The market for cryptocurrency is characterised by extreme volatility, but this hasn’t stopped people wanting to invest, hopeful of being ahead of the curve when crypto prices shoot up once again. At a basic level, trading in cryptocurrency is as simple as buying and selling crypto via an exchange. If the price goes up before you sell, you make a profit, and vice versa.
There are alternatives and less direct ways to invest in cryptocurrencies, which suit many people, and these are known as Contracts for Difference, or CFDs.
What are CFDs?
A CFD is a financial derivative. You don’t actually own cryptocurrency when you invest in CFDs. Rather, you buy a contract that states the future price for the cryptocurrency you are investing in. For example, if you believe bitcoin is going to rise in value within a specific time frame, but you don’t want to actually buy any crypto, you could invest in a cryptocurrency CFD instead. If you are correct and the price rises, the broker then pays you the difference between the new price and the old one.
If this sounds like an excellent idea, read on to learn some of the key advantages of trading cryptocurrency CFDs.

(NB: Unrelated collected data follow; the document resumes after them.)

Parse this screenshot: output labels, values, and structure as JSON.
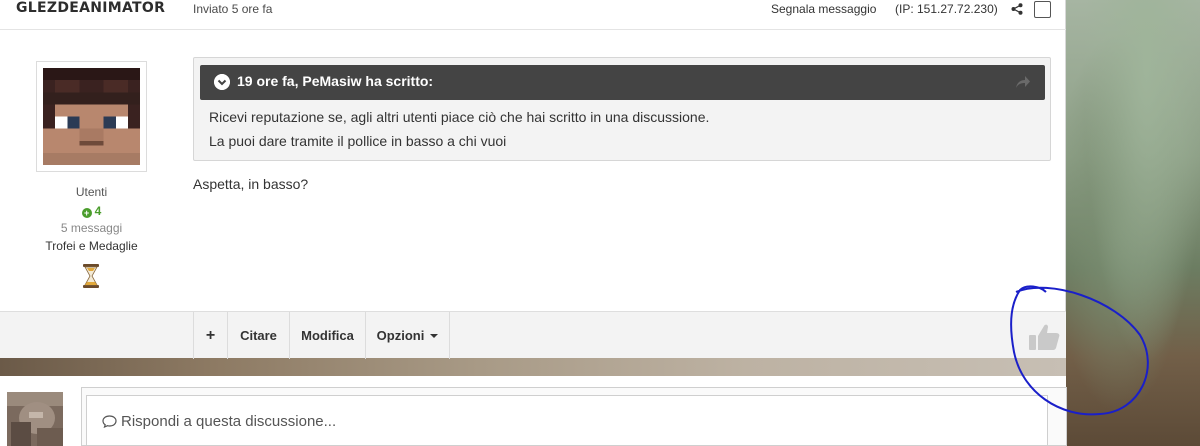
{
  "post": {
    "author": "GLEZDEANIMATOR",
    "time": "Inviato 5 ore fa",
    "report_label": "Segnala messaggio",
    "ip": "(IP: 151.27.72.230)"
  },
  "author_panel": {
    "group": "Utenti",
    "reputation": "4",
    "post_count": "5 messaggi",
    "trophies_label": "Trofei e Medaglie"
  },
  "quote": {
    "header": "19 ore fa, PeMasiw ha scritto:",
    "line1": "Ricevi reputazione se, agli altri utenti piace ciò che hai scritto in una discussione.",
    "line2": "La puoi dare tramite il pollice in basso a chi vuoi"
  },
  "reply_text": "Aspetta, in basso?",
  "footer_tools": {
    "multiquote": "+",
    "quote": "Citare",
    "edit": "Modifica",
    "options": "Opzioni"
  },
  "reply_box": {
    "placeholder": "Rispondi a questa discussione..."
  },
  "icons": {
    "share": "share-icon",
    "chevron": "chevron-down-circle-icon",
    "jump": "jump-to-post-icon",
    "thumb": "thumbs-up-icon",
    "hourglass": "hourglass-icon",
    "bubble": "speech-bubble-icon"
  },
  "colors": {
    "quote_header_bg": "#444444",
    "reputation_green": "#4a9d2c",
    "annotation_circle": "#1a1fc9"
  }
}
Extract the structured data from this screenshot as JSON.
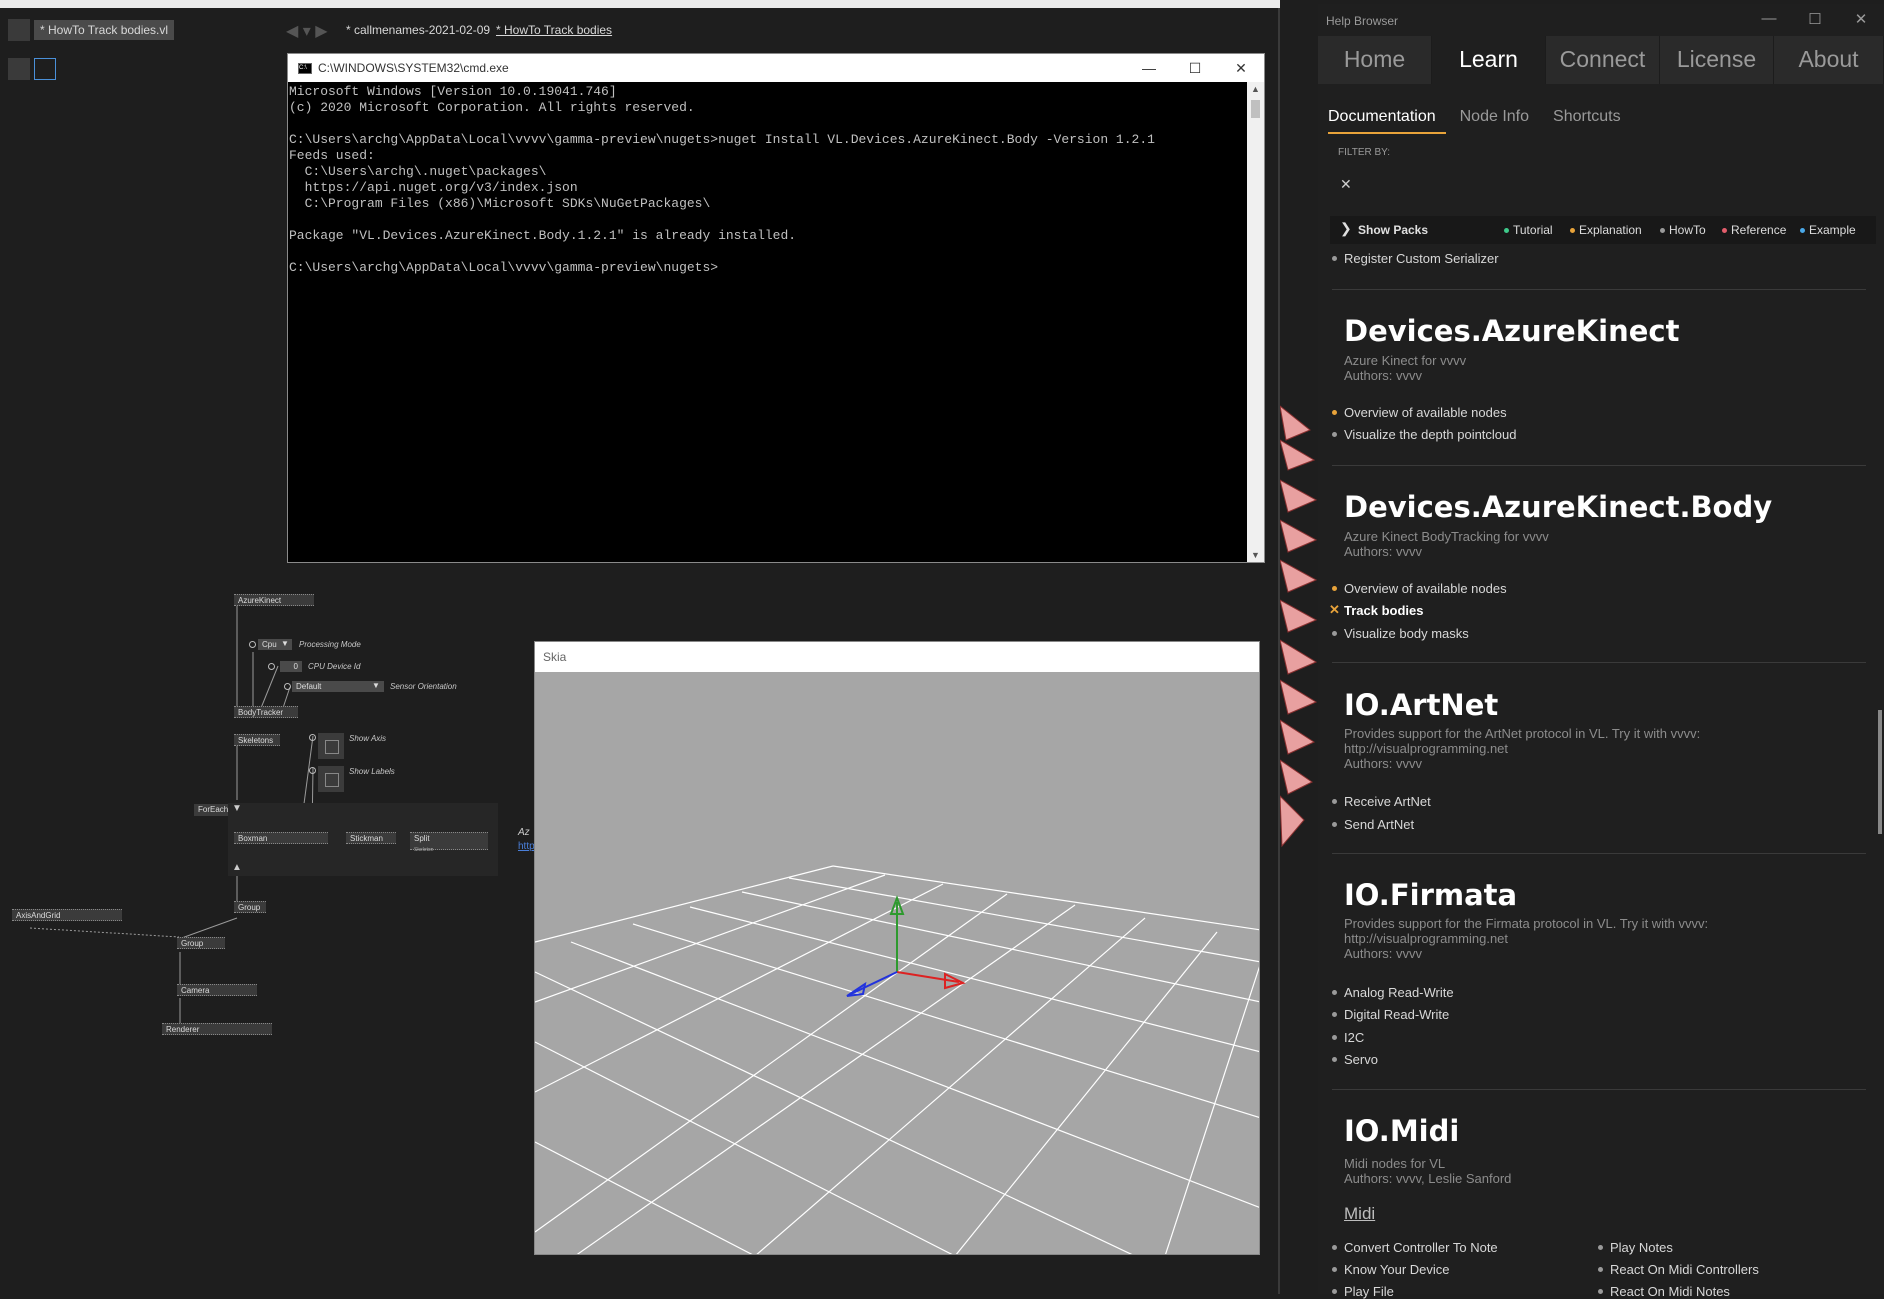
{
  "editor": {
    "document_tab": "* HowTo Track bodies.vl",
    "tabs": [
      "* callmenames-2021-02-09",
      "* HowTo Track bodies"
    ],
    "patch": {
      "nodes": [
        "AzureKinect",
        "BodyTracker",
        "Skeletons",
        "ForEach",
        "Boxman",
        "Stickman",
        "Split",
        "Group",
        "AxisAndGrid",
        "Group",
        "Camera",
        "Renderer"
      ],
      "split_sub": "Skeleton",
      "processing_value": "Cpu",
      "processing_label": "Processing Mode",
      "device_value": "0",
      "device_label": "CPU Device Id",
      "orientation_value": "Default",
      "orientation_label": "Sensor Orientation",
      "show_axis": "Show Axis",
      "show_labels": "Show Labels",
      "note_text": "Az",
      "note_link": "http"
    }
  },
  "cmd": {
    "title": "C:\\WINDOWS\\SYSTEM32\\cmd.exe",
    "lines": [
      "Microsoft Windows [Version 10.0.19041.746]",
      "(c) 2020 Microsoft Corporation. All rights reserved.",
      "",
      "C:\\Users\\archg\\AppData\\Local\\vvvv\\gamma-preview\\nugets>nuget Install VL.Devices.AzureKinect.Body -Version 1.2.1",
      "Feeds used:",
      "  C:\\Users\\archg\\.nuget\\packages\\",
      "  https://api.nuget.org/v3/index.json",
      "  C:\\Program Files (x86)\\Microsoft SDKs\\NuGetPackages\\",
      "",
      "Package \"VL.Devices.AzureKinect.Body.1.2.1\" is already installed.",
      "",
      "C:\\Users\\archg\\AppData\\Local\\vvvv\\gamma-preview\\nugets>"
    ]
  },
  "skia": {
    "title": "Skia"
  },
  "help": {
    "window_title": "Help Browser",
    "main_tabs": [
      "Home",
      "Learn",
      "Connect",
      "License",
      "About"
    ],
    "sub_tabs": [
      "Documentation",
      "Node Info",
      "Shortcuts"
    ],
    "filter_label": "FILTER BY:",
    "show_packs": "Show Packs",
    "legend": [
      {
        "label": "Tutorial",
        "color": "#3ec98a"
      },
      {
        "label": "Explanation",
        "color": "#e8a33a"
      },
      {
        "label": "HowTo",
        "color": "#9a9a9a"
      },
      {
        "label": "Reference",
        "color": "#e25d6b"
      },
      {
        "label": "Example",
        "color": "#4aa8e8"
      }
    ],
    "prev_item": "Register Custom Serializer",
    "packs": {
      "azurekinect": {
        "title": "Devices.AzureKinect",
        "desc": "Azure Kinect for vvvv",
        "authors": "Authors: vvvv",
        "items": [
          "Overview of available nodes",
          "Visualize the depth pointcloud"
        ]
      },
      "body": {
        "title": "Devices.AzureKinect.Body",
        "desc": "Azure Kinect BodyTracking for vvvv",
        "authors": "Authors: vvvv",
        "items": [
          "Overview of available nodes",
          "Track bodies",
          "Visualize body masks"
        ]
      },
      "artnet": {
        "title": "IO.ArtNet",
        "desc": "Provides support for the ArtNet protocol in VL. Try it with vvvv:",
        "desc2": "http://visualprogramming.net",
        "authors": "Authors: vvvv",
        "items": [
          "Receive ArtNet",
          "Send ArtNet"
        ]
      },
      "firmata": {
        "title": "IO.Firmata",
        "desc": "Provides support for the Firmata protocol in VL. Try it with vvvv:",
        "desc2": "http://visualprogramming.net",
        "authors": "Authors: vvvv",
        "items": [
          "Analog Read-Write",
          "Digital Read-Write",
          "I2C",
          "Servo"
        ]
      },
      "midi": {
        "title": "IO.Midi",
        "desc": "Midi nodes for VL",
        "authors": "Authors: vvvv,  Leslie Sanford",
        "section": "Midi",
        "items_left": [
          "Convert Controller To Note",
          "Know Your Device",
          "Play File"
        ],
        "items_right": [
          "Play Notes",
          "React On Midi Controllers",
          "React On Midi Notes"
        ]
      }
    }
  }
}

It’s Easier than Direct Buying/Selling
Investing in cryptocurrency CFDs is much easier than trading direct. All you need to do is set up a trading account on a reputable online trading platform, of which there are many. Most of the larger online trading platforms offer cryptocurrency investment options these days, so you just have to choose the platform with the most competitive fees and best customer service.
A More Secure Trading Environment
Buying and selling cryptocurrency can be risky. Not all cryptocurrency exchanges are legitimate and if you pick the wrong one, you could see your investment money disappear into the ether. You also have the problem of storing your cryptocurrency, which means setting up a digital e-wallet. Again, there are security issues to be careful of.
Maximize Profits with Leverage
Leverage is a powerful tool for online traders. Leverage lets you trade with more capital than you have, which is useful if you don’t have a significant sum of money to trade with. For example, if a trading platform offers you a leverage of 3:1, you only need $1,000 to open a position of $3,000, which could yield large profits with very small price movements.
Trading with CFDs means you can react very quickly to price fluctuations, which is harder to do when you buy and sell currency via an exchange.
The only real downside of trading cryptocurrency CFDs is the risk associated with using leverage. Leverage may increase your profits, but it can also increase losses, so traders need to be extra careful.